When these privately networked nodes attempt to send packets to the outside, the packets first go to the default gateway to take on the source address of this gateway (masquerading) and are then sent to the Internet. However, sending the packets from one private network to another private network is impossible with the default gateway. Therefore, we need to use the VPN gateway to communicate directly between the private networks. On each of the default gateways, we set up routing table as follows:
default-gateway-1# /sbin/route add net 192.168.1.0/24 gw 192.168.5.250 default-gateway-2# /sbin/route add net 192.168.5.0/24 gw 192.168.1.250
where IP addresses 192.168.5.250 and 192.168.1.250 are the IP addresses of the VPN gateways on the private subnets, respectively.
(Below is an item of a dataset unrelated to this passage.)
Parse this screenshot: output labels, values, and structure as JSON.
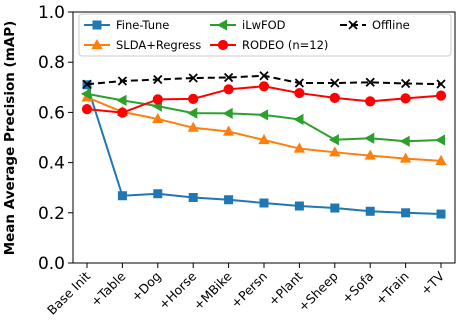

The routing table modification above instructs the default gateways to redirect packets to the VPN gateways when hosts between two private networks try to communicate with each other. Figure 2 shows how packets traverse the internal network to use the VPN gateways before going out to the Internet. Notice that with these routing table entries, we can refer directly to remote machines located on other private network by their private IP addresses.
However, we need to make sure that the packets routed through the default gateway to the other private subnet will not be masqueraded. In the ipchains rules, we specify the rule for NAT, including the option not to masquerade for the other private network. Since both private networks have the same two bytes (16 bits) of IP address, we use CIDR (Classless Interdomain Routing) notation to solicit masquerading to IP addresses that do not contain 192.168. in the first two bytes.
/sbin/ipchains -A forward -j MASQ -s 192.168.0.0/16 -d ! 192.168.0.0/16
Alternatively, we can set up routing on each node individually but it requires extra management. Therefore, it is recommended that necessary routing be set up on only the default gateway, not on all the nodes in the private network. After making these changes to our network, we were able to establish connections between two private networks using rsh, NFS and NIS. We then mounted an installation directory of the queue system remotely across the VPN tunnel, and we successfully added machines to the queue system over the VPN connection. Figure 3 shows the topology of two separate, privately networked clusters after implementation of the VPN.
After we connected the two clusters through the the VPN, users were able to log in to the master machine on the first cluster and submit jobs on both of the clusters through the queue system. However, for the high performance parallel computations, we suggest running parallel jobs within either of the clusters, because the VPN and the Internet between the clusters might degrade the performance of message-passing communications. All in all, VPN technology helped us solve the scalability issues of clustering without compromising the network security.
Building Linux Virtual Private Networks (VPNs), Oleg Kolesnikov and Brian Hatch, New Riders, February 2002.
FreeS/WAN On-line Documentation
"Setting up a VPN Gateway", Duncan Napier, Linux Journal, January 2002, Issue 93.
"Administering Linux IPSec Virtual Private Networks", Duncan Napier,Sys Admin, March 2002, Volume 11, Number 3.
"IP VPN Services", Doug Allen, Network Magazine, April 2002, Vol.17, No.4.
J.B. Kim, A.D. Kotelnikov and D.D. Knight are part of the School of Engineering at Rutgers University.